A Deeper Look at churn, retention, and LTV
The moving parts
Monthly churn is the percent of active customers who cancel in a month. If churn is 3%, average lifespan is 1/0.03 ≈ 33.3 months in a simple geometric model. Retention after t months is roughly (1 - churn)^t. At 3% churn, 12-month retention is about 69.7%. These rules of thumb make quick planning possible.
ARPU is average revenue per user per month. Gross margin scales that revenue into contribution - the portion that can pay for acquisition, product, and profit. Multiply ARPU by gross margin to get monthly margin per account. LTV then adds time: how many months of margin should you expect from one customer?

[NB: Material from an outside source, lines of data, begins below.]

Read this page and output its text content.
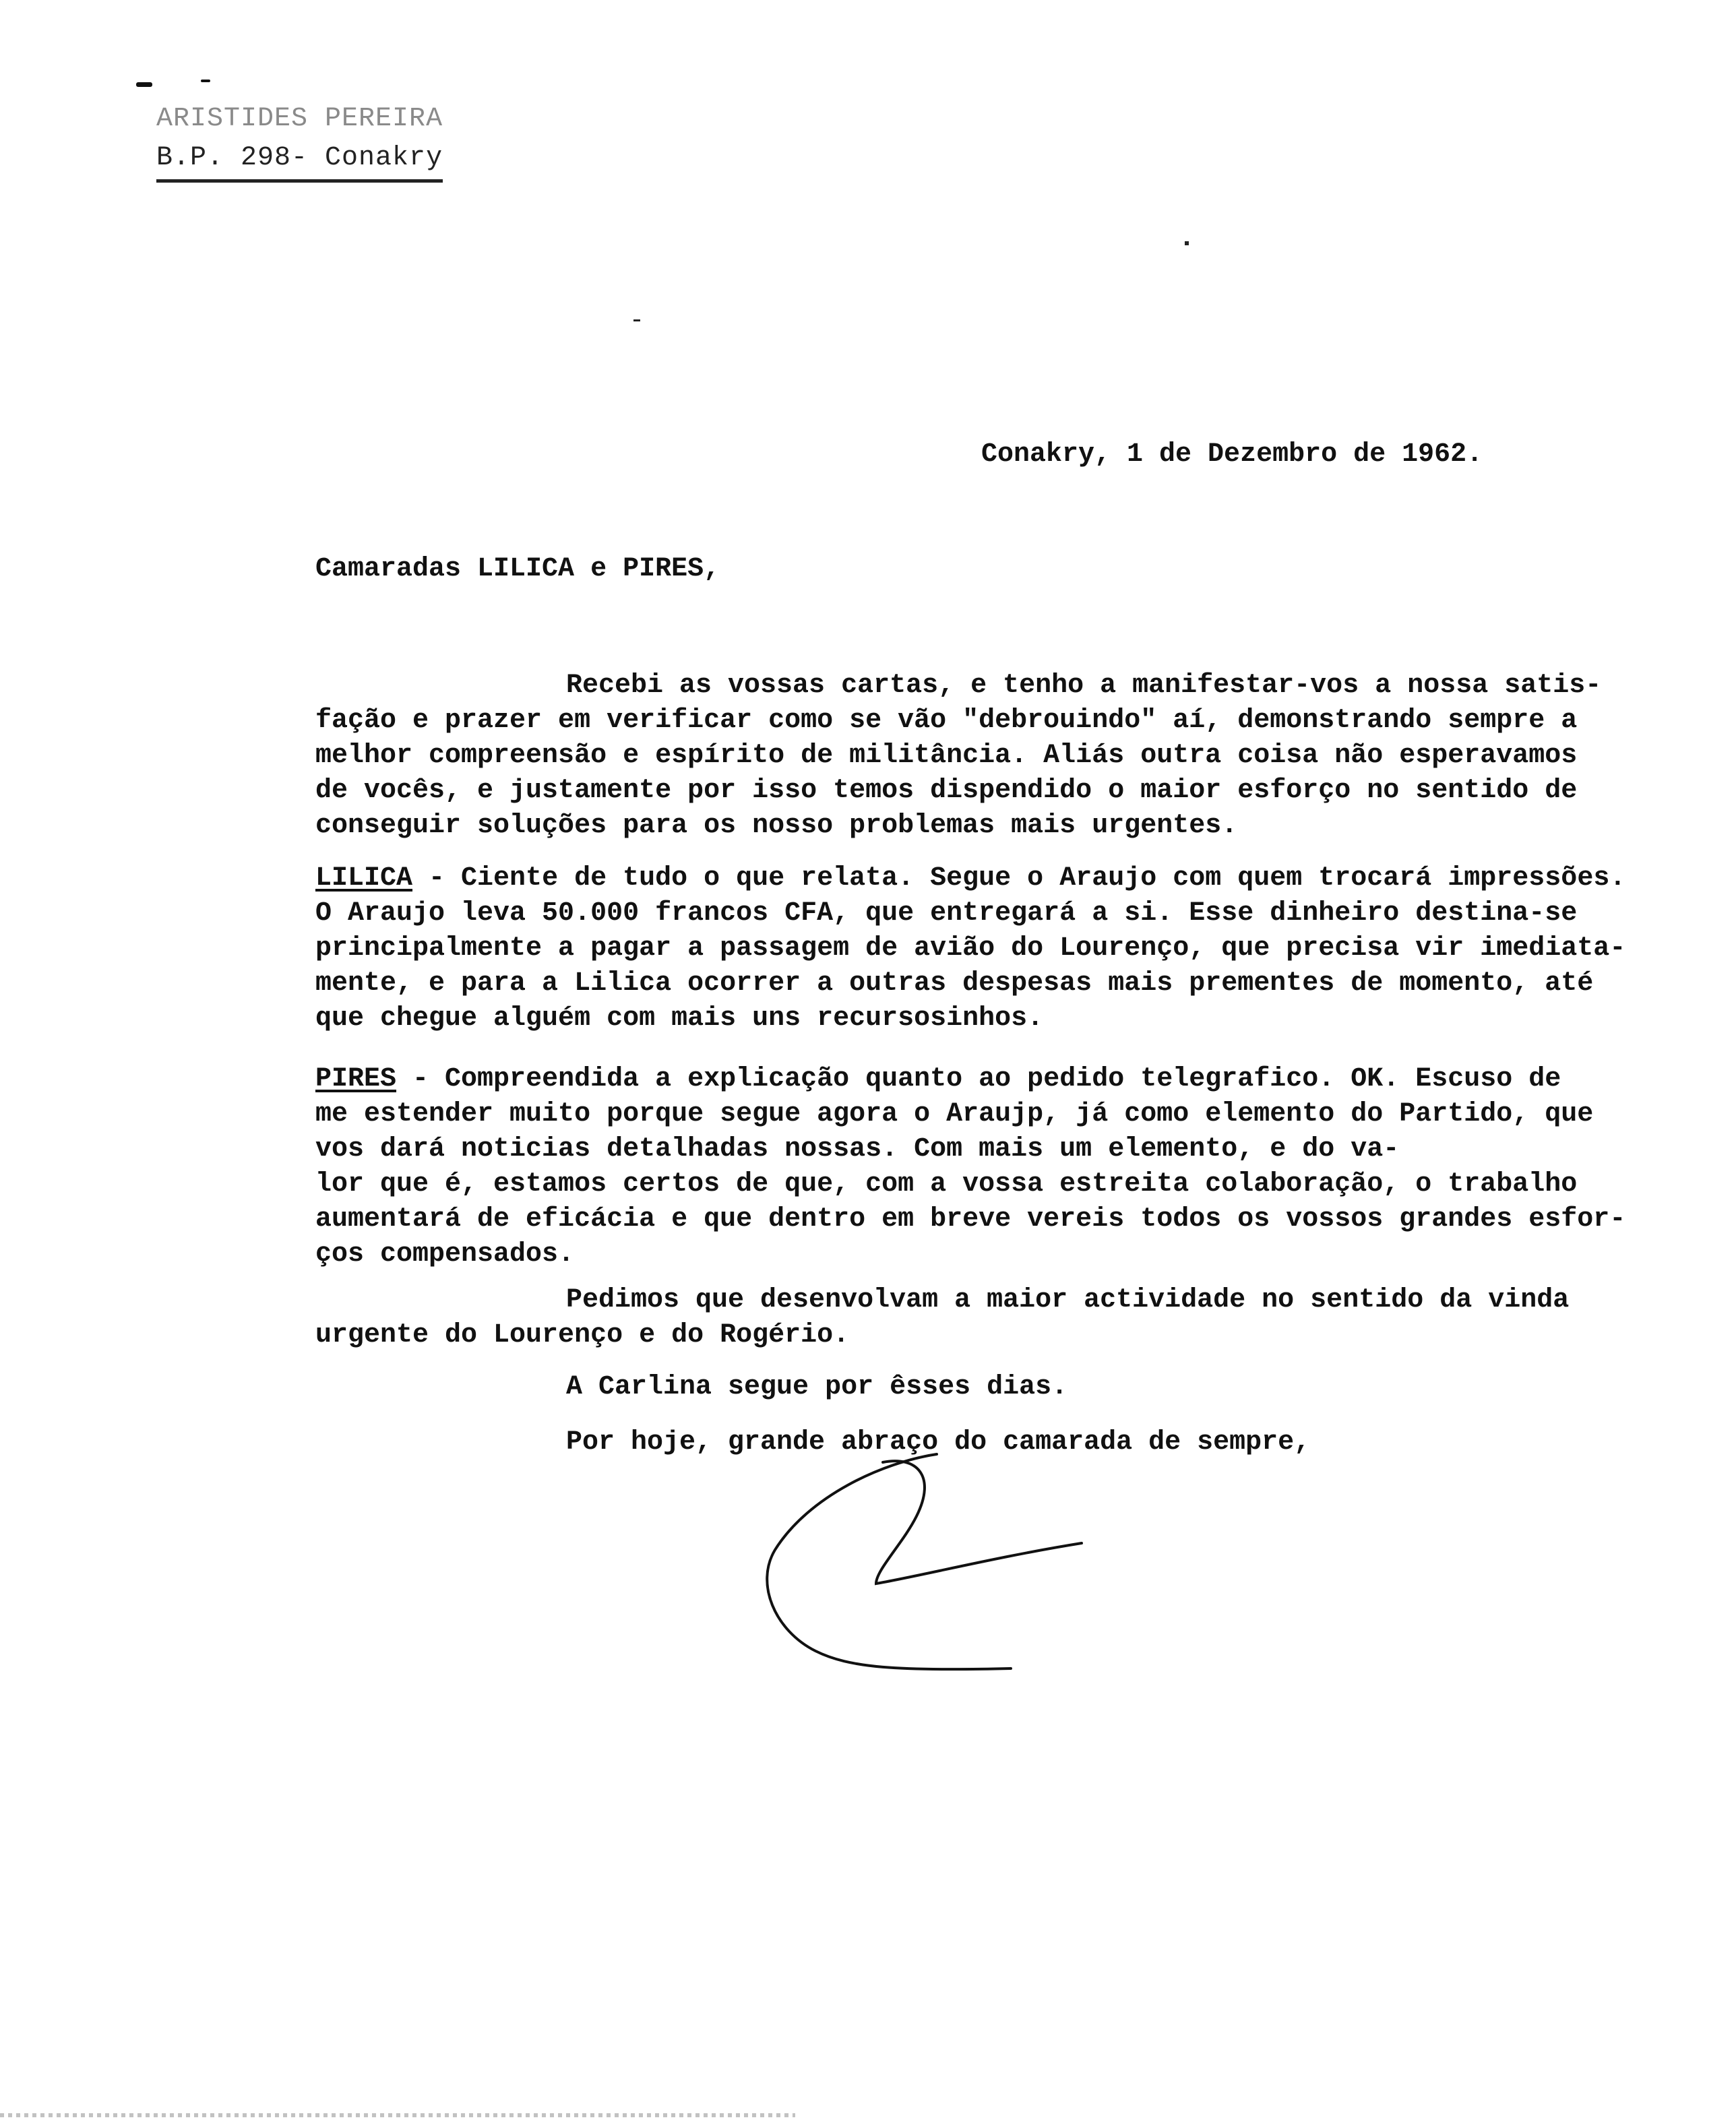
ARISTIDES PEREIRA
B.P. 298- Conakry
Conakry, 1 de Dezembro de 1962.
Camaradas LILICA e PIRES,
Recebi as vossas cartas, e tenho a manifestar-vos a nossa satis-
fação e prazer em verificar como se vão "debrouindo" aí, demonstrando sempre a
melhor compreensão e espírito de militância. Aliás outra coisa não esperavamos
de vocês, e justamente por isso temos dispendido o maior esforço no sentido de
conseguir soluções para os nosso problemas mais urgentes.
LILICA - Ciente de tudo o que relata. Segue o Araujo com quem trocará impressões.
O Araujo leva 50.000 francos CFA, que entregará a si. Esse dinheiro destina-se
principalmente a pagar a passagem de avião do Lourenço, que precisa vir imediata-
mente, e para a Lilica ocorrer a outras despesas mais prementes de momento, até
que chegue alguém com mais uns recursosinhos.
PIRES - Compreendida a explicação quanto ao pedido telegrafico. OK. Escuso de
me estender muito porque segue agora o Araujp, já como elemento do Partido, que
vos dará noticias detalhadas nossas. Com mais um elemento, e do va-
lor que é, estamos certos de que, com a vossa estreita colaboração, o trabalho
aumentará de eficácia e que dentro em breve vereis todos os vossos grandes esfor-
ços compensados.
Pedimos que desenvolvam a maior actividade no sentido da vinda
urgente do Lourenço e do Rogério.
A Carlina segue por êsses dias.
Por hoje, grande abraço do camarada de sempre,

The simple formula used in many teams is LTV = ARPU × gross margin ÷ churn. It assumes stable churn and no discounting. As a first pass, it works well to compare markets or plans. If you want to account for time value of money, you can apply a monthly discount rate. A common shortcut is LTV ≈ ARPU × gross margin ÷ (churn + discount). It is a clean approximation of an infinite discounted series.
What the ratio means
If you add CAC, you can see LTV:CAC. A ratio above 3:1 is often cited as healthy for SaaS, but context matters. Sales cycles, payback time, and cash needs vary by stage. A 2:1 ratio can be fine if you have strong upsell or very short payback. Use the ratio as a guide, not a hard rule.
Sensitivity matters
Small changes in churn move LTV a lot. Moving from 3% churn to 2% churn increases lifespan from 33.3 to 50 months. That adds 50% more months of margin. If you run tests, track churn cohorts by signup month to see whether retention improves. ARPU increases also help, but watch for side effects. Price increases can raise ARPU while raising churn. Always check both sides.
Example
A product with $25 ARPU, 80% gross margin, and 3% churn has monthly margin of $20. LTV (simple) is $20 / 0.03 ≈ $666.67. With a 0.8% monthly discount, LTV is about $20 / 0.038 ≈ $526.32. If CAC is $120, the LTV:CAC ratio is 4.39:1 using the discounted figure. That leaves room for paid channels and partner fees.
More reading
- Investopedia’s overview of Customer Lifetime Value explains common inputs and formulas.
- For writing clear assumptions in docs, the PlainLanguage.gov guidance can help your team avoid confusion.
Editorial note: Calculations were assisted by AI and reviewed by a human editor. For finance-sensitive decisions, verify with your analyst or accountant.
Pro-Tips for Getting the Most Out of Retention and LTV
- Model by plan. Churn and ARPU often differ across tiers. Run the estimator per plan and weight by mix.
- Track payback time. Many teams target CAC payback under 12 months even if LTV:CAC is strong.
- Update monthly. As churn shifts, your LTV moves fast. Small changes drive big strategy shifts.